Son Volt: Rough Trade 8 April 2017

Back to catching up with concerts from earlier this year.

It’s always puzzled me as to why I don’t like Wilco, even after seeing them live a couple of times. On paper, they should be the perfect group for me. And there’s Uncle Tupelo – I never saw them live and I’ve never wanted to buy their music. Jay Farrar and Jeff Tweedy are alt-country royalty. Shouldn’t I love them? So I didn’t have high hopes for Son Volt. Would seeing them live change my opinion?

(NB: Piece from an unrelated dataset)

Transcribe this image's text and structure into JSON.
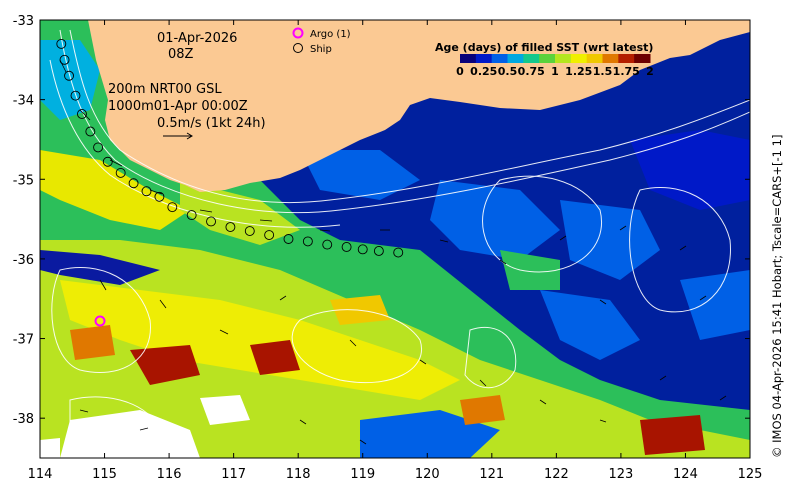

While standing on the floor waiting for the club to open up the balcony (they won’t open it until the floor fills up) we ran into a friend of rtb’s, who was looking forward to the opening act Anders Parker. Parker has worked with Farrar in the past, so we know how he got the gig. Parker is a big guy with a bushy beard, wild hair, and soft sweet voice. The band (Parker on electric guitar and others on electric bass, and drums. Keyboards and pedal steel were handled by Son Volt’s Mark Spencer.) could also rock out and there were some long guitar solos. I wrote down that I liked “Mountain Song,” but I can’t find a song of that name in his catalogue, so I’m not sure what that song was called. He also had a sense of humor – one song was “Jackbooted Thugs (Have All the Best Drugs).”

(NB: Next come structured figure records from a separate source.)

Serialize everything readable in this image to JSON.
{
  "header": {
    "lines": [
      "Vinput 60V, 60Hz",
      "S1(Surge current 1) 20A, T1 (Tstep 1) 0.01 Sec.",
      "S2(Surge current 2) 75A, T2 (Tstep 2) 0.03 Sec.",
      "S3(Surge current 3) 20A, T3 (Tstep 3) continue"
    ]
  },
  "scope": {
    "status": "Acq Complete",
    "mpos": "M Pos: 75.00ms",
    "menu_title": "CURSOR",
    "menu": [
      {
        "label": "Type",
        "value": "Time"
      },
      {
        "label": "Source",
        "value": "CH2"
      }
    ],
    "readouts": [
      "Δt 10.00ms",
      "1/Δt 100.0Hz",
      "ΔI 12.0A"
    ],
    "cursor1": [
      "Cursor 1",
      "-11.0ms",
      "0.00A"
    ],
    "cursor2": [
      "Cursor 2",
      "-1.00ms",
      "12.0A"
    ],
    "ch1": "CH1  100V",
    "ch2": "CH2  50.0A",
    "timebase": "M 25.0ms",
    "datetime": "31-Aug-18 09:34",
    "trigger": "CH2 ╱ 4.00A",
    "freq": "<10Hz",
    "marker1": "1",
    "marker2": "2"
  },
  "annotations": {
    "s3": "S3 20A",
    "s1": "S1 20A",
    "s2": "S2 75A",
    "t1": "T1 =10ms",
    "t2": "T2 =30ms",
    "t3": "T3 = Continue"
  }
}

The balcony opened and rtb and I rushed upstairs and got a good spot in the middle of the balcony. There were seats on the sides but they didn’t look like they offered the best view – it would depend on who was sitting next to you.

Son Volt are touring to support their new blues-based album. Since they’d played Bowery Ballroom the night before, I considered us lucky to get tickets at Rough Trade because it is less than half the capacity of Bowery Ballroom. The first thing I noticed was Farrar seemed to be singing all the songs in same monotone. A monotone that wasn’t audible. People were yelling at the sound engineer to turn up the vocals but I assumed it wasn’t his fault. Most bands have their instruments turned up so loudly that it becomes difficult to turn up the vocals without getting feedback. And if you think it’s as easy as asking the musicians to turn down their amps – just try saying that to a rock guitarist. Most of the songs also had unexpected soft endings. There was a girl at the end of the balcony, above the stage, who was headbanging and leaning over the railing so far that I thought she was going to fall. The guy next to me was dancing along and headbanging. What was I missing? What were they hearing that I didn’t hear?

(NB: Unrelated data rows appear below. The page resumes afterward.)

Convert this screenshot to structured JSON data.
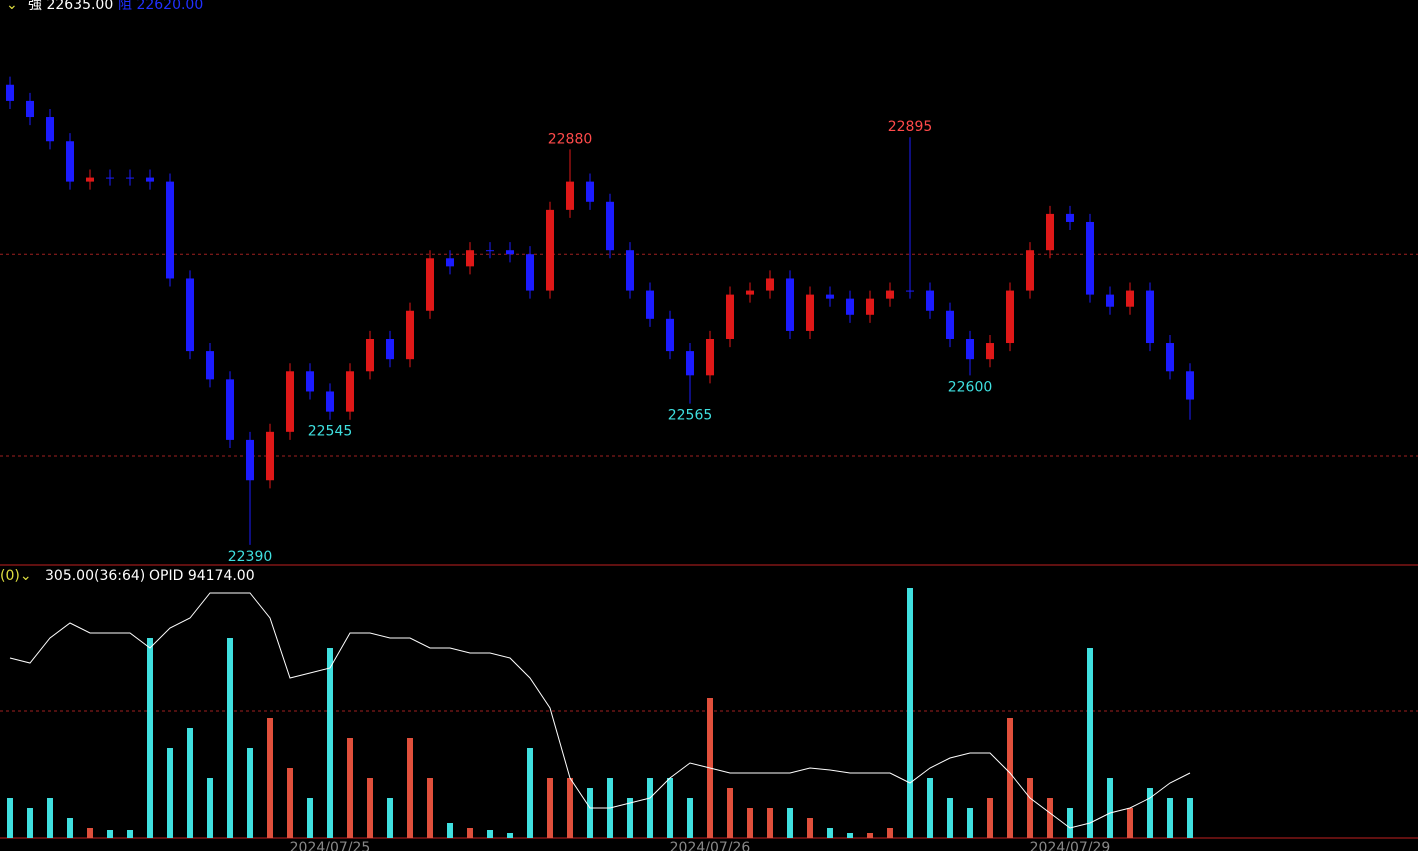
{
  "legend_top": {
    "arrow": "⌄",
    "strong": "強 22635.00",
    "resist": "阻 22620.00"
  },
  "legend_bottom": {
    "period": "(0)⌄",
    "value": "305.00(36:64)",
    "opid": "OPID 94174.00"
  },
  "chart_data": [
    {
      "type": "candlestick",
      "up_color": "#e01818",
      "down_color": "#1c1cff",
      "ylim": [
        22365,
        23065
      ],
      "ref_lines": [
        22750,
        22500
      ],
      "categories": [
        null,
        null,
        null,
        null,
        null,
        null,
        null,
        null,
        null,
        null,
        null,
        null,
        null,
        null,
        null,
        null,
        "2024/07/25",
        null,
        null,
        null,
        null,
        null,
        null,
        null,
        null,
        null,
        null,
        null,
        null,
        null,
        null,
        null,
        null,
        null,
        null,
        "2024/07/26",
        null,
        null,
        null,
        null,
        null,
        null,
        null,
        null,
        null,
        null,
        null,
        null,
        null,
        null,
        null,
        null,
        null,
        "2024/07/29",
        null,
        null,
        null,
        null,
        null,
        null
      ],
      "open": [
        22960,
        22940,
        22920,
        22890,
        22840,
        22845,
        22845,
        22845,
        22840,
        22720,
        22630,
        22595,
        22520,
        22470,
        22530,
        22605,
        22580,
        22555,
        22605,
        22645,
        22620,
        22680,
        22745,
        22735,
        22755,
        22755,
        22750,
        22705,
        22805,
        22840,
        22815,
        22755,
        22705,
        22670,
        22630,
        22600,
        22645,
        22700,
        22705,
        22720,
        22655,
        22700,
        22695,
        22675,
        22695,
        22705,
        22705,
        22680,
        22645,
        22620,
        22640,
        22705,
        22755,
        22800,
        22790,
        22700,
        22685,
        22705,
        22640,
        22605
      ],
      "high": [
        22970,
        22950,
        22930,
        22900,
        22855,
        22855,
        22855,
        22855,
        22850,
        22730,
        22640,
        22605,
        22530,
        22540,
        22615,
        22615,
        22590,
        22615,
        22655,
        22655,
        22690,
        22755,
        22755,
        22765,
        22765,
        22765,
        22760,
        22815,
        22880,
        22850,
        22825,
        22765,
        22715,
        22680,
        22640,
        22655,
        22710,
        22715,
        22730,
        22730,
        22710,
        22710,
        22705,
        22705,
        22715,
        22895,
        22715,
        22690,
        22655,
        22650,
        22715,
        22765,
        22810,
        22810,
        22800,
        22710,
        22715,
        22715,
        22650,
        22615
      ],
      "low": [
        22930,
        22910,
        22880,
        22830,
        22830,
        22835,
        22835,
        22830,
        22710,
        22620,
        22585,
        22510,
        22390,
        22460,
        22520,
        22570,
        22545,
        22545,
        22595,
        22610,
        22610,
        22670,
        22725,
        22725,
        22745,
        22740,
        22695,
        22695,
        22795,
        22805,
        22745,
        22695,
        22660,
        22620,
        22565,
        22590,
        22635,
        22690,
        22695,
        22645,
        22645,
        22685,
        22665,
        22665,
        22685,
        22695,
        22670,
        22635,
        22600,
        22610,
        22630,
        22695,
        22745,
        22780,
        22690,
        22675,
        22675,
        22630,
        22595,
        22545
      ],
      "close": [
        22940,
        22920,
        22890,
        22840,
        22845,
        22845,
        22845,
        22840,
        22720,
        22630,
        22595,
        22520,
        22470,
        22530,
        22605,
        22580,
        22555,
        22605,
        22645,
        22620,
        22680,
        22745,
        22735,
        22755,
        22755,
        22750,
        22705,
        22805,
        22840,
        22815,
        22755,
        22705,
        22670,
        22630,
        22600,
        22645,
        22700,
        22705,
        22720,
        22655,
        22700,
        22695,
        22675,
        22695,
        22705,
        22705,
        22680,
        22645,
        22620,
        22640,
        22705,
        22755,
        22800,
        22790,
        22700,
        22685,
        22705,
        22640,
        22605,
        22570
      ],
      "high_labels": [
        22880,
        22895
      ],
      "high_label_color": "#ff4a4a",
      "low_labels": [
        22390,
        22565,
        22600,
        22545
      ],
      "low_label_color": "#3fe0e0"
    },
    {
      "type": "volume",
      "up_color": "#e0503c",
      "down_color": "#40e0e0",
      "line_color": "#ffffff",
      "ylim": [
        0,
        270
      ],
      "y2lim": [
        0,
        270
      ],
      "ref_lines": [
        127
      ],
      "values": [
        40,
        30,
        40,
        20,
        10,
        8,
        8,
        200,
        90,
        110,
        60,
        200,
        90,
        120,
        70,
        40,
        190,
        100,
        60,
        40,
        100,
        60,
        15,
        10,
        8,
        5,
        90,
        60,
        60,
        50,
        60,
        40,
        60,
        60,
        40,
        140,
        50,
        30,
        30,
        30,
        20,
        10,
        5,
        5,
        10,
        250,
        60,
        40,
        30,
        40,
        120,
        60,
        40,
        30,
        190,
        60,
        30,
        50,
        40,
        40
      ],
      "line_values": [
        180,
        175,
        200,
        215,
        205,
        205,
        205,
        190,
        210,
        220,
        245,
        245,
        245,
        220,
        160,
        165,
        170,
        205,
        205,
        200,
        200,
        190,
        190,
        185,
        185,
        180,
        160,
        130,
        60,
        30,
        30,
        35,
        40,
        60,
        75,
        70,
        65,
        65,
        65,
        65,
        70,
        68,
        65,
        65,
        65,
        55,
        70,
        80,
        85,
        85,
        65,
        40,
        25,
        10,
        15,
        25,
        30,
        40,
        55,
        65
      ]
    }
  ]
}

There also wasn’t enough light on stage, so the band was in darkness. That was something that could be fixed. And the air conditioning, which had been on during the break, was now turned off and the club was turning into a hot box.

Farrar didn’t really talk to us – there was very little stage patter. The audience didn’t sing along very much but they did a lot of dancing. For me, it was easy-listening alt-country, so not something that was fun or danceable.

Farrar is on electric guitar and the band is Mark Spencer (keyboards/pedal steel/guitar), who was very very very good, Andrew Duplantis (electric bass), Jacob Edwards (drums) (and who may have also played with Parker – not sure), and Chris Frame (lead electric guitar).

There was one funny moment when the band walked off after the encore and the sound guy plugged in his Nano and was looking for a playlist to play over the sound system when suddenly the band walked on for a second encore and took him totally by surprise. The audience wanted more and the band gave it to them. Actually, that last song they played was probably my favorite of the night. (There’s no set list online so I don’t know what the song was.)

I think I commented to rtb or thought to myself that the band didn’t even wave to us when they left the stage after their set or after the first encore. But after the second encore they did wave. That was the friendliest Farrar was all night.

I can’t say I was disappointed since I wasn’t expecting much. For whatever reason Uncle Tupelo/Wilco/Son Volt and Tweedy and Farrar just don’t do it for me.